Tabular Difference Between Conventional Financial System and Cryptocurrency
ParameterConventional Financial SystemCryptocurrency
ServerOne main serverMultiple Servers
RecordTabular DatabaseBlockchain
RestrictionsRegionalGlobal
TangibilityTangibleDigital
StorageBank AccountsDigital Wallet
SupplyUnlimitedLimited
Third-partyPresentAbsent



2. Why is a decentralized system needed?


A decentralized system of finance is a monetary system that has a ledger in distributed network of computers or servers. Hence no one computer is a sole possessor of transaction records. I'll be discussing why decentralized system is need based on the following subtopics-

  • Individual:
    1. There is no governmental authority over assets, the user has full control of his assets
    2. Assets is secure.
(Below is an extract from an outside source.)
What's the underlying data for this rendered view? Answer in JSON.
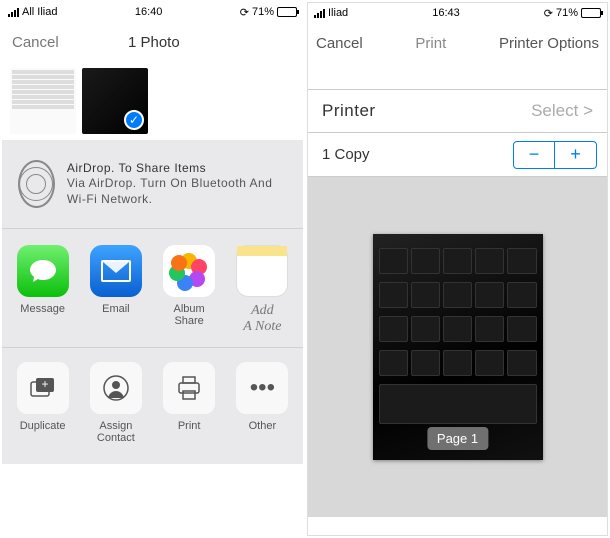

Thanks to decentralization, presence of multiple servers and cryptography, assets are safe from manipulation and cyber fraudster.
    3. International transfers are cheaper and faster. People don't have to wait for days when transferring cryptocurrencies.
    4. Transaction is free from bank charges and taxes. It is also universal.
    5. Transactions can not be interrupted by a third-party.

  • Government:
    1. A decentralized system helps the government to secure sensitive data. In 2017, a major cybersecurity breach occured in Equifax. Hackers gained access to sensitive informations which can be used to perpetuate fraud. This risk of losing or manipulating data reduces with decentralized systems
    2. Decentralized system help create trust between citizens and its government. Blockchain allows participating parties to see and verify stored data. Distrust decreases when not only the government but also the citizens have access to records.
    3. Decentralized system helps reduce cost. There is reduction in delays and reduction of auditing problem.

  • Organizational:
    1. Decentralized system ensure accuracy and safety of company's data and transactions.
    2. Obvious and commendable reduction in operational cost due to elimination of intermediaries and administrative cost of keeping transactions.
    3. Auditing become less burdensome and almost not required.
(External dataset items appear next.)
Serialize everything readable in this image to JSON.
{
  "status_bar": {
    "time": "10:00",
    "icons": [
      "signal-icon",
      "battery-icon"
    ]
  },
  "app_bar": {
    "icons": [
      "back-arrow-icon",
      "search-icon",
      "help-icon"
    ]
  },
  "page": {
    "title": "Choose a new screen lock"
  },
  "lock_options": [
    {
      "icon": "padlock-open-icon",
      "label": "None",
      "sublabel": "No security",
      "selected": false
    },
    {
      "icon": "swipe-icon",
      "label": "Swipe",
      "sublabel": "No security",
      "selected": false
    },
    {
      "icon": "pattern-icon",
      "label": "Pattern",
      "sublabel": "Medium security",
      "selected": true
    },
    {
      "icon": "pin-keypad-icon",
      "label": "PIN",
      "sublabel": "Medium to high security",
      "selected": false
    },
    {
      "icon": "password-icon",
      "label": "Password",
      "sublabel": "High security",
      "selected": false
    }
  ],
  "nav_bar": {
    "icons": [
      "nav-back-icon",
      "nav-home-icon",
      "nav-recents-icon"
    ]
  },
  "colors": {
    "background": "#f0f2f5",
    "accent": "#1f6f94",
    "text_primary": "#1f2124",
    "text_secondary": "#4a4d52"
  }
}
3. What affects the value of cryptocurrencies?


Volatility in the prices of cryptocurrencies is caused by a number of factor, which are all human activities. The following are a number of factors that affect the value and price of a cryptocurrency-

  1. Acceptance of a cryptocurrency: The popularity of any cryptocurrency will definitely raise it's price. This shows it is valuable, when a cryptocurrency begin to loose popularity among a population, the value begin to significantly decrease.
  2. Demand Supply Curve: When there is a higher demand for a limited supply of a particular cryptocurrency, the value tremendously increases while a lower demand decreases its value. Hence, it is safe to say cryptocurrencies with limited supply have potentials of become highly valuable in the future.
  3. Laws and Regulations: When laws are being passed from country to country on any cryptocurrency or cryptocurrencies in general, it affects the price, even if its just an announcement/speculation. For example, the price of bitcoin rised to $1,130 in 2017, when Japan announced it was going to recognize Bitcoin as a legal payment method. Chinese government have repeatedly crashed the cryptocurrency market, for example in 2018 when China banned all websites that trade and accept Cryptocurrencies, the prices of major cryptocurrencies were affected.
  4. Speculative trades by whales: This is an investment made by investors who purchase large quantity of a cryptocurrency to make profit. Sometimes, they buy and sell off very quick which affects the market often causing a price swing that lasts for a short time.
  5. Hacking into cryptocurrency exchanges and wallet: Every major hack into cryptocurrency exchanges like Binance and wallets causes a crash in the value of cryptocurrencies. This poses a serious problem for investors. However, security technology is advanced on a daily bases, but the hackers also are on their game.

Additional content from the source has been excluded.